Sebaliknya, ada orang yang justru senang tinggal di rumah, damai meringkuk di sofa, sambil membaca buku. Sebegitu suka, sampai mereka tidak ingin keluar rumah, kalau saja tidak ada kepentingan atau keperluan. Mereka menganggap rumah adalah surga, dan bahagia di dalamnya. Apakah itu salah? Tentu saja tidak! Wong itu hanya bumbu kehidupan. Intinya adalah hidup. Soal bagaimana orang menjalani hidup, itu urusan mereka.

Lalu soal musik, film, bacaan favorit, jenis pakaian, makanan dan minuman kesukaan... daftarnya masih panjang. Semua itu bumbu kehidupan. Ada yang suka film komedi, ada pula yang suka film action. Sama-sama tidak salah, karena hanya soal selera. Ada yang suka novel detektif, ada yang suka novel drama. Sama-sama sah, meski berbeda.

Bahkan, dengan cara bagaimana kita menjalani kehidupan, itu juga hanya bumbu. Misal, ada yang menjadi dokter. Ada yang menjadi pilot. Ada yang menjadi penulis. Ada yang menjadi polisi. Ada yang menjadi pelukis. Daftarnya masih panjang. Dan kita bersyukur karena orang-orang memiliki profesi berbeda, sehingga saling membutuhkan dan saling melengkapi.

Apakah kita pernah menganggap orang lain salah, hanya karena ia memilih menjadi dokter? Apakah kita pernah menyalahkan orang lain, hanya karena ia memilih menjadi pilot?

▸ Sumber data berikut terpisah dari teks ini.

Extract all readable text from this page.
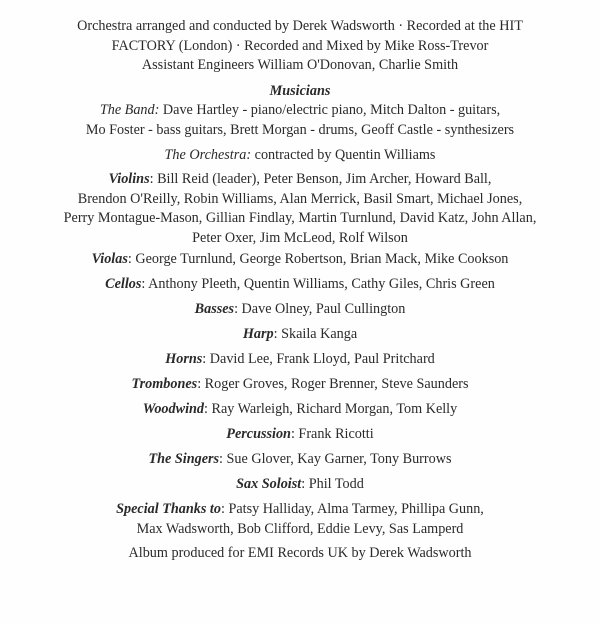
Orchestra arranged and conducted by Derek Wadsworth · Recorded at the HIT
FACTORY (London) · Recorded and Mixed by Mike Ross-Trevor
Assistant Engineers William O'Donovan, Charlie Smith
Musicians
The Band: Dave Hartley - piano/electric piano, Mitch Dalton - guitars,
Mo Foster - bass guitars, Brett Morgan - drums, Geoff Castle - synthesizers
The Orchestra: contracted by Quentin Williams
Violins: Bill Reid (leader), Peter Benson, Jim Archer, Howard Ball,
Brendon O'Reilly, Robin Williams, Alan Merrick, Basil Smart, Michael Jones,
Perry Montague-Mason, Gillian Findlay, Martin Turnlund, David Katz, John Allan,
Peter Oxer, Jim McLeod, Rolf Wilson
Violas: George Turnlund, George Robertson, Brian Mack, Mike Cookson
Cellos: Anthony Pleeth, Quentin Williams, Cathy Giles, Chris Green
Basses: Dave Olney, Paul Cullington
Harp: Skaila Kanga
Horns: David Lee, Frank Lloyd, Paul Pritchard
Trombones: Roger Groves, Roger Brenner, Steve Saunders
Woodwind: Ray Warleigh, Richard Morgan, Tom Kelly
Percussion: Frank Ricotti
The Singers: Sue Glover, Kay Garner, Tony Burrows
Sax Soloist: Phil Todd
Special Thanks to: Patsy Halliday, Alma Tarmey, Phillipa Gunn,
Max Wadsworth, Bob Clifford, Eddie Levy, Sas Lamperd
Album produced for EMI Records UK by Derek Wadsworth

Tentu saja tidak, karena kita menyadari setiap orang memang bisa berbeda cita-cita, berbeda pilihan, dan setiap pilihan adalah hasil panjang latar belakang orang bersangkutan.

Ada orang yang lahir dan tumbuh di keluarga dokter. Ayah ibunya dokter. Kakek neneknya dokter. Bahkan famili-familinya pun dokter. Karena sejak kecil hidup di lingkungan dokter, kemungkinan besar dia pun terpengaruh untuk juga menjadi dokter. Itu sesuatu yang wajar dan alamiah. Ketika akhirnya dewasa, dia pun masuk Fakultas Kedokteran, lalu menjadi dokter. Dia telah memilih hidupnya, yaitu menjadi dokter. Dalam hal ini, pilihan tersebut dilatari oleh lingkungan keluarga.

Tetapi, kadang-kadang, tidak harus begitu yang terjadi.

Misal, ada orang yang lahir dan tumbuh di keluarga dokter. Ayah ibunya dokter. Kakek neneknya dokter. Bahkan famili-familinya pun dokter. Suatu hari, dia melihat seorang pelukis yang membuatnya terpesona. Lalu tertarik pada lukisan. Ketertarikan itu bahkan berlangsung bertahun-tahun, sampai dewasa. Ketika akhirnya dewasa, ia tahu panggilan hatinya pada seni lukis, dan ingin menjadi pelukis. Dia menyadari, dia tumbuh di keluarga dokter. Tapi dia juga menyadari, ingin menjadi pelukis. Maka dia pun mengejar impian itu, hingga benar-benar menjadi pelukis yang menikmati pekerjaannya.

Dua ilustrasi di atas tentu saja berbeda. Yang satu mengikuti lingkungan, sementara yang satu berbeda dengan lingkungan. Tetapi, dua-duanya tidak ada yang salah!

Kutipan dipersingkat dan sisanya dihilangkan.